Quase dois anos após a morte de Maggie Smith, detalhes sobre o patrimônio deixado pela lendária atriz britânica vieram a público. Conhecida mundialmente por interpretar a professora Minerva McGonagall na franquia Harry Potter e a Condessa Viúva Violet Crawley em Downton Abbey, a artista deixou uma fortuna avaliada em quase £ 16 milhões.
Segundo registros de inventário divulgados recentemente, o patrimônio líquido da atriz chegou a £ 15.977.325, valor que corresponde a aproximadamente R$ 113 milhões, considerando a cotação mencionada nas reportagens. Antes da divisão, foram descontadas dívidas e despesas relacionadas ao espólio.
Quem são os herdeiros?
A maior parte da fortuna ficou com os dois filhos de Maggie Smith: Chris Larkin, de 59 anos, e Toby Stephens, de 57. Os dois também seguiram carreira artística e são frutos do primeiro casamento da atriz com o ator Robert Stephens, que morreu em 1995.
O patrimônio principal foi destinado aos irmãos em partes iguais. Dessa forma, considerando o valor líquido de £ 15,977 milhões, cada um corresponde a aproximadamente £ 7,99 milhões, embora a distribuição exata dos diferentes bens siga as determinações específicas do testamento.

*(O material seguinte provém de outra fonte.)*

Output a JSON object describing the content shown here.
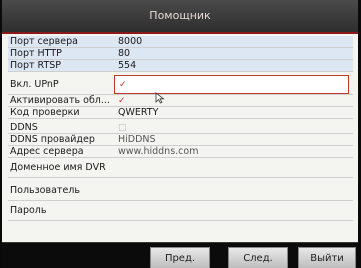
{
  "window": {
    "title": "Помощник"
  },
  "rows": [
    {
      "label": "Порт сервера",
      "value": "8000"
    },
    {
      "label": "Порт HTTP",
      "value": "80"
    },
    {
      "label": "Порт RTSP",
      "value": "554"
    },
    {
      "label": "Вкл. UPnP",
      "value": "✓"
    },
    {
      "label": "Активировать обл...",
      "value": "✓"
    },
    {
      "label": "Код проверки",
      "value": "QWERTY"
    },
    {
      "label": "DDNS",
      "value": "□"
    },
    {
      "label": "DDNS провайдер",
      "value": "HiDDNS"
    },
    {
      "label": "Адрес сервера",
      "value": "www.hiddns.com"
    },
    {
      "label": "Доменное имя DVR",
      "value": ""
    },
    {
      "label": "Пользователь",
      "value": ""
    },
    {
      "label": "Пароль",
      "value": ""
    }
  ],
  "buttons": {
    "prev": "Пред.",
    "next": "След.",
    "exit": "Выйти"
  }
}
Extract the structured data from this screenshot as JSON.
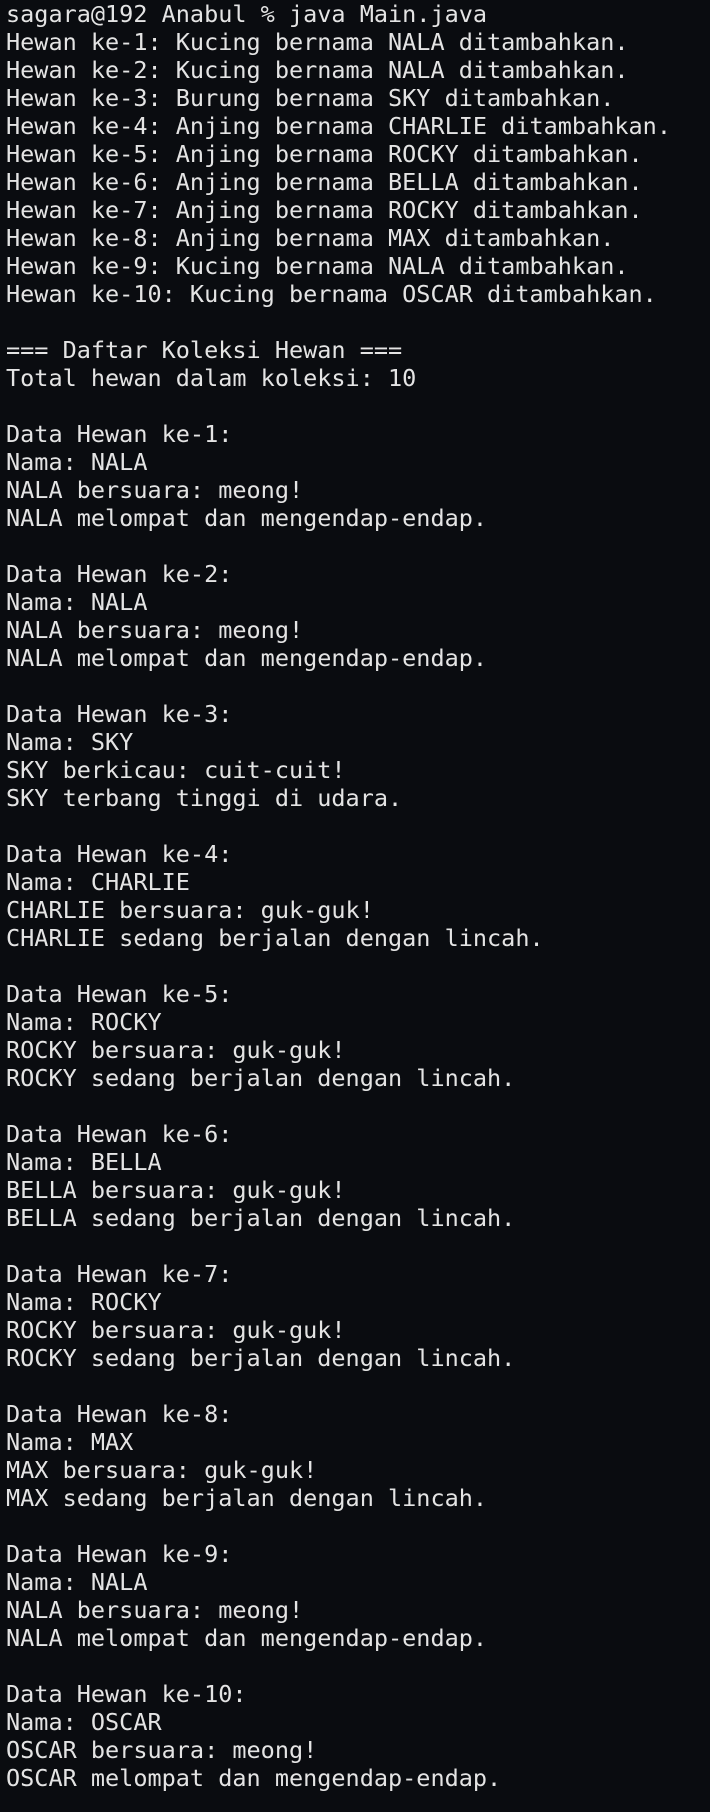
{
  "terminal": {
    "prompt": "sagara@192 Anabul % java Main.java",
    "added": [
      "Hewan ke-1: Kucing bernama NALA ditambahkan.",
      "Hewan ke-2: Kucing bernama NALA ditambahkan.",
      "Hewan ke-3: Burung bernama SKY ditambahkan.",
      "Hewan ke-4: Anjing bernama CHARLIE ditambahkan.",
      "Hewan ke-5: Anjing bernama ROCKY ditambahkan.",
      "Hewan ke-6: Anjing bernama BELLA ditambahkan.",
      "Hewan ke-7: Anjing bernama ROCKY ditambahkan.",
      "Hewan ke-8: Anjing bernama MAX ditambahkan.",
      "Hewan ke-9: Kucing bernama NALA ditambahkan.",
      "Hewan ke-10: Kucing bernama OSCAR ditambahkan."
    ],
    "collection_header": "=== Daftar Koleksi Hewan ===",
    "total": "Total hewan dalam koleksi: 10",
    "animals": [
      {
        "heading": "Data Hewan ke-1:",
        "name": "Nama: NALA",
        "sound": "NALA bersuara: meong!",
        "move": "NALA melompat dan mengendap-endap."
      },
      {
        "heading": "Data Hewan ke-2:",
        "name": "Nama: NALA",
        "sound": "NALA bersuara: meong!",
        "move": "NALA melompat dan mengendap-endap."
      },
      {
        "heading": "Data Hewan ke-3:",
        "name": "Nama: SKY",
        "sound": "SKY berkicau: cuit-cuit!",
        "move": "SKY terbang tinggi di udara."
      },
      {
        "heading": "Data Hewan ke-4:",
        "name": "Nama: CHARLIE",
        "sound": "CHARLIE bersuara: guk-guk!",
        "move": "CHARLIE sedang berjalan dengan lincah."
      },
      {
        "heading": "Data Hewan ke-5:",
        "name": "Nama: ROCKY",
        "sound": "ROCKY bersuara: guk-guk!",
        "move": "ROCKY sedang berjalan dengan lincah."
      },
      {
        "heading": "Data Hewan ke-6:",
        "name": "Nama: BELLA",
        "sound": "BELLA bersuara: guk-guk!",
        "move": "BELLA sedang berjalan dengan lincah."
      },
      {
        "heading": "Data Hewan ke-7:",
        "name": "Nama: ROCKY",
        "sound": "ROCKY bersuara: guk-guk!",
        "move": "ROCKY sedang berjalan dengan lincah."
      },
      {
        "heading": "Data Hewan ke-8:",
        "name": "Nama: MAX",
        "sound": "MAX bersuara: guk-guk!",
        "move": "MAX sedang berjalan dengan lincah."
      },
      {
        "heading": "Data Hewan ke-9:",
        "name": "Nama: NALA",
        "sound": "NALA bersuara: meong!",
        "move": "NALA melompat dan mengendap-endap."
      },
      {
        "heading": "Data Hewan ke-10:",
        "name": "Nama: OSCAR",
        "sound": "OSCAR bersuara: meong!",
        "move": "OSCAR melompat dan mengendap-endap."
      }
    ],
    "colors": {
      "background": "#0a0c10",
      "text": "#e4e4e4"
    }
  }
}
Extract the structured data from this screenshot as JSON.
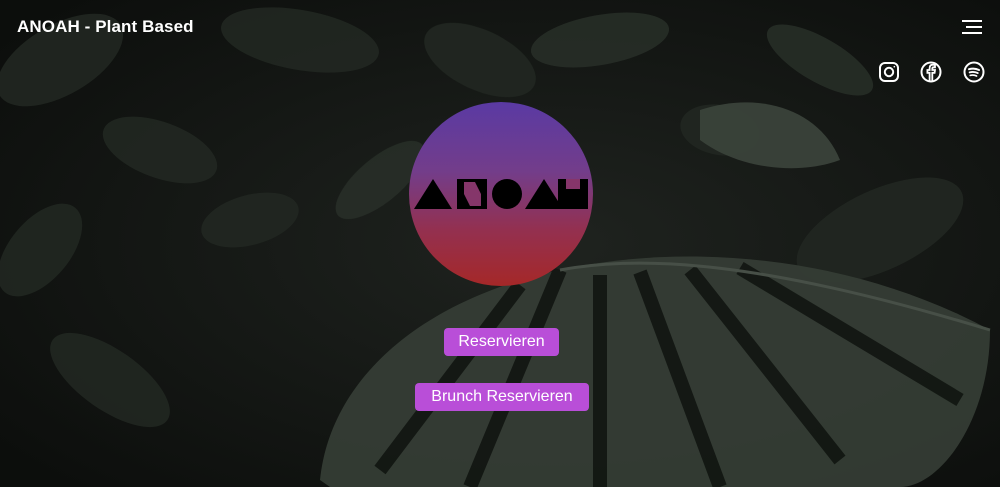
{
  "header": {
    "site_title": "ANOAH - Plant Based"
  },
  "icons": {
    "menu": "hamburger-menu-icon",
    "social": [
      "instagram-icon",
      "facebook-icon",
      "spotify-icon"
    ]
  },
  "hero": {
    "logo_text": "ANOAH",
    "buttons": {
      "reserve_label": "Reservieren",
      "brunch_label": "Brunch Reservieren"
    }
  },
  "colors": {
    "button_bg": "#b94ed8",
    "logo_gradient_top": "#5a3aa3",
    "logo_gradient_bottom": "#a52828",
    "text": "#ffffff"
  }
}
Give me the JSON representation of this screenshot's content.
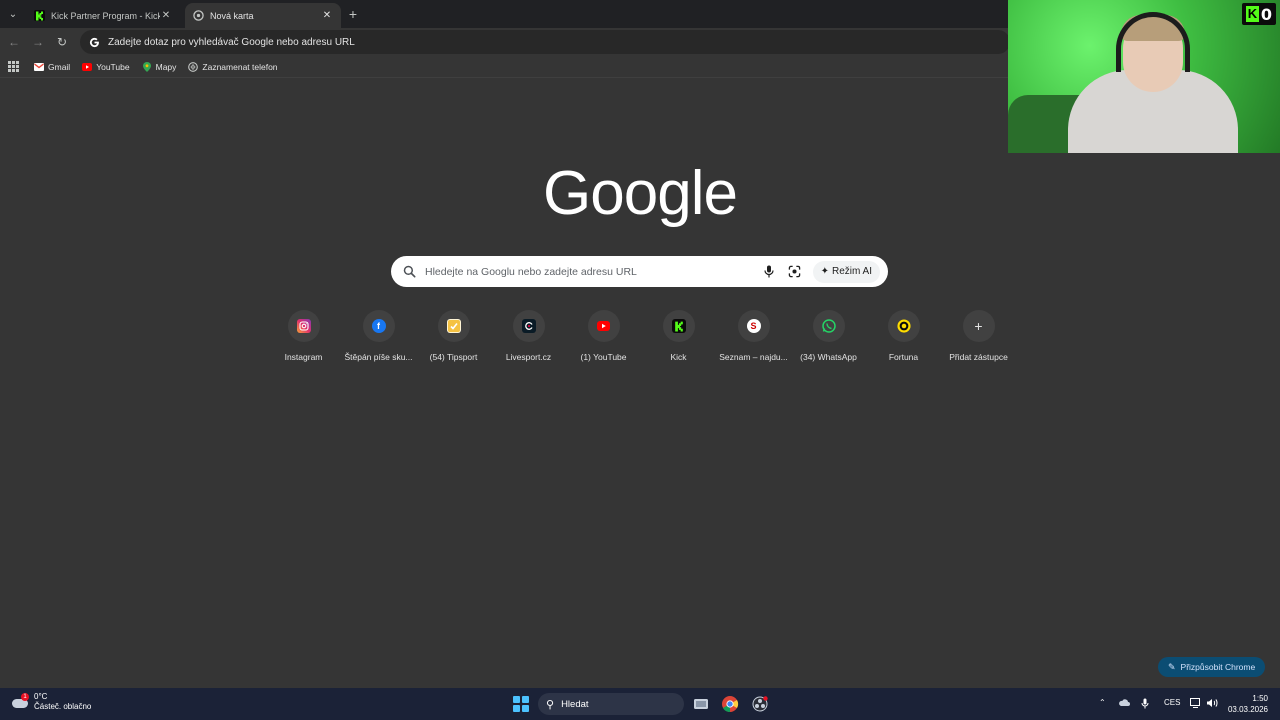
{
  "tabs": [
    {
      "title": "Kick Partner Program - Kick Dashboard",
      "active": false
    },
    {
      "title": "Nová karta",
      "active": true
    }
  ],
  "omnibox": {
    "text": "Zadejte dotaz pro vyhledávač Google nebo adresu URL"
  },
  "bookmarks": [
    {
      "label": "Gmail",
      "icon": "gmail-icon"
    },
    {
      "label": "YouTube",
      "icon": "youtube-icon"
    },
    {
      "label": "Mapy",
      "icon": "maps-icon"
    },
    {
      "label": "Zaznamenat telefon",
      "icon": "phone-record-icon"
    }
  ],
  "logo": "Google",
  "search": {
    "placeholder": "Hledejte na Googlu nebo zadejte adresu URL",
    "ai_mode_label": "Režim AI"
  },
  "shortcuts": [
    {
      "label": "Instagram",
      "icon": "instagram-icon"
    },
    {
      "label": "Štěpán píše sku...",
      "icon": "facebook-icon"
    },
    {
      "label": "(54) Tipsport",
      "icon": "tipsport-icon"
    },
    {
      "label": "Livesport.cz",
      "icon": "livesport-icon"
    },
    {
      "label": "(1) YouTube",
      "icon": "youtube-icon"
    },
    {
      "label": "Kick",
      "icon": "kick-icon"
    },
    {
      "label": "Seznam – najdu...",
      "icon": "seznam-icon"
    },
    {
      "label": "(34) WhatsApp",
      "icon": "whatsapp-icon"
    },
    {
      "label": "Fortuna",
      "icon": "fortuna-icon"
    },
    {
      "label": "Přidat zástupce",
      "icon": "plus-icon"
    }
  ],
  "webcam_badge": {
    "letter": "K",
    "count": "0"
  },
  "customize": {
    "label": "Přizpůsobit Chrome"
  },
  "taskbar": {
    "weather_temp": "0°C",
    "weather_desc": "Částeč. oblačno",
    "weather_alert": "1",
    "search_label": "Hledat",
    "lang": "CES",
    "time": "1:50",
    "date": "03.03.2026"
  }
}
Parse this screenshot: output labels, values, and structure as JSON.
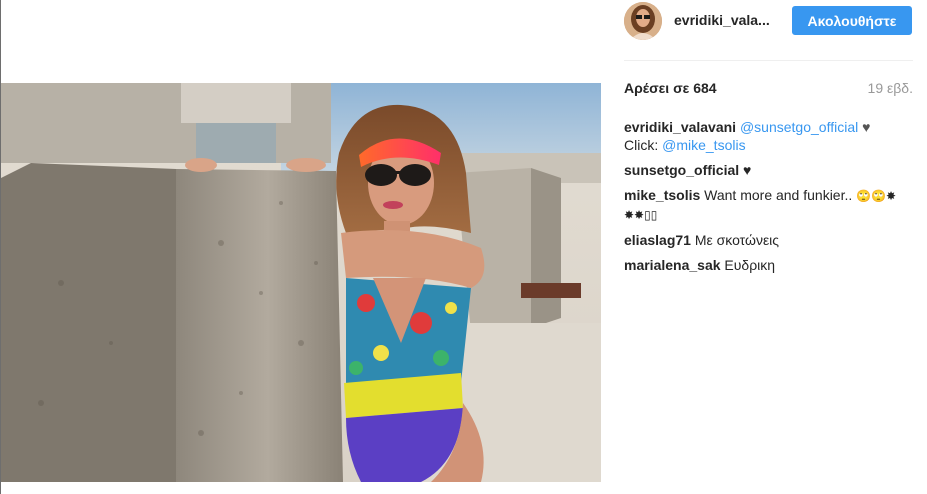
{
  "post": {
    "photo_alt": "",
    "header": {
      "username": "evridiki_vala...",
      "follow_label": "Ακολουθήστε"
    },
    "likes_label": "Αρέσει σε 684",
    "time_label": "19 εβδ.",
    "comments": [
      {
        "author": "evridiki_valavani",
        "mention1": "@sunsetgo_official",
        "heart": "♥",
        "line2_prefix": "Click:",
        "mention2": "@mike_tsolis"
      },
      {
        "author": "sunsetgo_official",
        "heart": "♥"
      },
      {
        "author": "mike_tsolis",
        "text": "Want more and funkier..",
        "emoji_line1": "🙄🙄✸",
        "emoji_line2": "✸✸▯▯"
      },
      {
        "author": "eliaslag71",
        "text": "Με σκοτώνεις"
      },
      {
        "author": "marialena_sak",
        "text": "Ευδρικη"
      }
    ]
  },
  "colors": {
    "accent": "#3897f0",
    "text": "#262626",
    "muted": "#999999"
  },
  "icons": {
    "heart": "heart-icon"
  }
}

Chris Larkin, cujo nome de nascimento é Christopher Stephens, construiu uma carreira na televisão e no cinema, enquanto Toby Stephens ficou conhecido por trabalhos como Die Another Day, além de diversas produções para televisão, cinema e teatro.
Uma propriedade com grande valor sentimental
Entre os bens associados ao patrimônio de Maggie Smith está a Douglas Lake Farm, uma propriedade rural localizada em West Sussex, na Inglaterra.
O local possui uma casa de cinco quartos, celeiros, um estábulo e um vinhedo. Mais do que um patrimônio financeiro, a propriedade tinha um significado especial para a atriz: Maggie viveu ali durante cerca de quatro décadas e criou seus dois filhos no local.
A fazenda, porém, não deve ser entendida simplesmente como um imóvel entregue diretamente aos filhos. Registros indicam que ela foi destinada a um fundo familiar criado em 2019 por Maggie e seus filhos, mantendo o bem dentro de uma estrutura familiar.
Royalties e direitos autorais têm uma divisão diferente
O testamento de Maggie Smith também estabeleceu regras específicas para determinados direitos autorais, royalties e trabalhos não publicados relacionados ao seu segundo marido, o dramaturgo Beverley Cross.
Nesse caso, a divisão não ficou restrita aos dois filhos da atriz. Os rendimentos provenientes desses direitos deveriam ser repartidos igualmente entre Chris Larkin, Toby Stephens, Philippa Maughan e Shaun Cross, filhos de Beverley Cross.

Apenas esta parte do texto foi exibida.